Maksimiusz

I am a sockpuppet and you are totally Full of Shit @Mordred.

Photon's wave period extends by the same factor as its length. Time dilation is the expansion of time. The problem with FLRW metric is that it doesn't take cosmic time dilation into account. For null geodesic, that is for a photon with no proper time the metric is [math]0 = -(cdt)^2+(a(t)dr)^2[/math]. The second term [math]a(t)dr[/math] is the equivalent of the expanding wavelength. [math]dt[/math] has to be multiplied by the same factor [math]a(t)[/math] to apply the cosmic time dilation. [math]a(t)dt[/math] is the equivalent of the extending wave period. As a consequence we have [math]0 = -(a(t)cdt)^2+(a(t)dr)^2[/math] which is the Minkowski metric for a photon after dividing the equation by [math]a(t)[/math], so [math]0 = -(cdt)^2+(dr)^2[/math] gives [math]cdt=dr[/math] that gives [math]ct=r[/math]. That's Hubble radius for the universe age. How do you like it as the observable universe radius as a result of the appliance of cosmic time dilation to FLRW metric?

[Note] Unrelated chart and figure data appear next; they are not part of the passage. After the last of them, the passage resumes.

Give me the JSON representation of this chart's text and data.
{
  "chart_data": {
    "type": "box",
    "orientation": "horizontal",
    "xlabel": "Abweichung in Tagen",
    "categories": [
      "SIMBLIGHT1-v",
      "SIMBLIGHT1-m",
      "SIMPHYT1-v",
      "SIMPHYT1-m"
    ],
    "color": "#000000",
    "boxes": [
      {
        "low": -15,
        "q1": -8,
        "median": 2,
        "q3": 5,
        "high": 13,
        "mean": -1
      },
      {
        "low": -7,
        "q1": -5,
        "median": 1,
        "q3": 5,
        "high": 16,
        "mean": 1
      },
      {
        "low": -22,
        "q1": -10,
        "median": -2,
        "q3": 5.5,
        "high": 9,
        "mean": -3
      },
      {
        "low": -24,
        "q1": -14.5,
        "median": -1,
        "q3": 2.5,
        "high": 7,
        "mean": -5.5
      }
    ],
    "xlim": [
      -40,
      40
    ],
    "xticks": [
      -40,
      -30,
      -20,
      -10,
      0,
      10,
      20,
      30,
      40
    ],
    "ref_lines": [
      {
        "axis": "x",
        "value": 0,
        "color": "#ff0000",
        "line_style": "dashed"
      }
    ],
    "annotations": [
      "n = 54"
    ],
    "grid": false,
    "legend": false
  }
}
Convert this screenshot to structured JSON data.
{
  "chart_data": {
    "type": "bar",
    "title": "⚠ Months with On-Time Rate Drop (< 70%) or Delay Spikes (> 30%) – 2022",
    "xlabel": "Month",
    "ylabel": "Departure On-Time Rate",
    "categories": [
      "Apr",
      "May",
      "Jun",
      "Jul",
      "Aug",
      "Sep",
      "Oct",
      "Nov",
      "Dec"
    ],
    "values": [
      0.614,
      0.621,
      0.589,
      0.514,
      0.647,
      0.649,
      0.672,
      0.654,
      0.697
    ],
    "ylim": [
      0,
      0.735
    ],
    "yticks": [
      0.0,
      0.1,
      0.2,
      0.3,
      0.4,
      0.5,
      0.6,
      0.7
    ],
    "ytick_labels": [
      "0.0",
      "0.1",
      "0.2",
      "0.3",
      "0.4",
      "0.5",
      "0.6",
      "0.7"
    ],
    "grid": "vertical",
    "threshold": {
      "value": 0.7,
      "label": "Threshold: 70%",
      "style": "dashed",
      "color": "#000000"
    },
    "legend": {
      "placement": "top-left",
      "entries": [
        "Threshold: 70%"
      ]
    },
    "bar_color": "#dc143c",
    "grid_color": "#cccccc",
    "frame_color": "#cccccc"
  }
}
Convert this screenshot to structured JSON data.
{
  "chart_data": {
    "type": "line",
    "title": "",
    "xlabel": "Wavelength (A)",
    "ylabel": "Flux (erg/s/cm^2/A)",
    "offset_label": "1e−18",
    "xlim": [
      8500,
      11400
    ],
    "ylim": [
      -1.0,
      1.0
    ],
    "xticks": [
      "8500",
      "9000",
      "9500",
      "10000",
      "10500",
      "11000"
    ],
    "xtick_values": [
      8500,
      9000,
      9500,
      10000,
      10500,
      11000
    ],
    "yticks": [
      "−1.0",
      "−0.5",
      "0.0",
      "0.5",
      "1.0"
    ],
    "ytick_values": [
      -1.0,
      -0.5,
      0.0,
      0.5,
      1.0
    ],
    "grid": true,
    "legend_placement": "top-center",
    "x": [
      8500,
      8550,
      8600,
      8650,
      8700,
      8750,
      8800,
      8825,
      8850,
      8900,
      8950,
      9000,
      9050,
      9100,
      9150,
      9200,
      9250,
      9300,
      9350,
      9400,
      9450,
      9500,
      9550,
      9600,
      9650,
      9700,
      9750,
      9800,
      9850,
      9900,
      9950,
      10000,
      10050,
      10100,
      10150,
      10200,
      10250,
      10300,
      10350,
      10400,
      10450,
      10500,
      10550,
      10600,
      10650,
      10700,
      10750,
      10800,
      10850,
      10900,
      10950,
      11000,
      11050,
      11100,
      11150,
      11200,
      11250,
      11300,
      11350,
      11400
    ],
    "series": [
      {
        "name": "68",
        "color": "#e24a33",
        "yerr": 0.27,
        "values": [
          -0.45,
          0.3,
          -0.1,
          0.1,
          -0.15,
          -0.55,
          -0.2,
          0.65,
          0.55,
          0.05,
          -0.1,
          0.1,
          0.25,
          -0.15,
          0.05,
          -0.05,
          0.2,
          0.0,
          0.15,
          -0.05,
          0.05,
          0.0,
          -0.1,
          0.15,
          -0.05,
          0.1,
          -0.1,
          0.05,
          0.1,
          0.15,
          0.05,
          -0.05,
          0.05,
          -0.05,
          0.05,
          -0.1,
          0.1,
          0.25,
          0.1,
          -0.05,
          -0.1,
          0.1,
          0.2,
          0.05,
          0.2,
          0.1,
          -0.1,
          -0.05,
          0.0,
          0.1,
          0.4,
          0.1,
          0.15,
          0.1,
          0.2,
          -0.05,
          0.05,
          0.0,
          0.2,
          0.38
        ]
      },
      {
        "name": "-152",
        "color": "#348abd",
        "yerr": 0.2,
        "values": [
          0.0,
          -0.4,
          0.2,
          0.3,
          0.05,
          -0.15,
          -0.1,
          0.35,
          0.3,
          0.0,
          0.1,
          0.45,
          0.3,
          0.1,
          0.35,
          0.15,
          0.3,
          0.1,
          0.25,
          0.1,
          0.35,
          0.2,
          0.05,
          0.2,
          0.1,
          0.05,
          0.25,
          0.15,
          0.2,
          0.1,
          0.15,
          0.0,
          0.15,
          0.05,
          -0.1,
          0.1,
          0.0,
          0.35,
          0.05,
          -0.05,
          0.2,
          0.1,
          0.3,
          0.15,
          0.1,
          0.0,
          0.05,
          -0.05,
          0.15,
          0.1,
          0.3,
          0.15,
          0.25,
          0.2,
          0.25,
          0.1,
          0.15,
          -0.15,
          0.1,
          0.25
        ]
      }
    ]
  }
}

The Dark Energy Survey Supernova Program: Slow supernovae show cosmological time dilation out to z∼1 https://arxiv.org/html/2406.05050v1 Their redshift range corresponds to the universe age approximately from 8.7 bln years ago to 1.3 bln years ago. Cosmic time dilation is equal to z+1 or its reciprocal depending on whether we measure the past universe dilation with respect to us or the opposite. It’s not like the time dilation equal to Lorentz factor for both the observers moving with relative velocity. This post is for all deniers of z+1 and 1/(z+1) cosmological time dilation formula.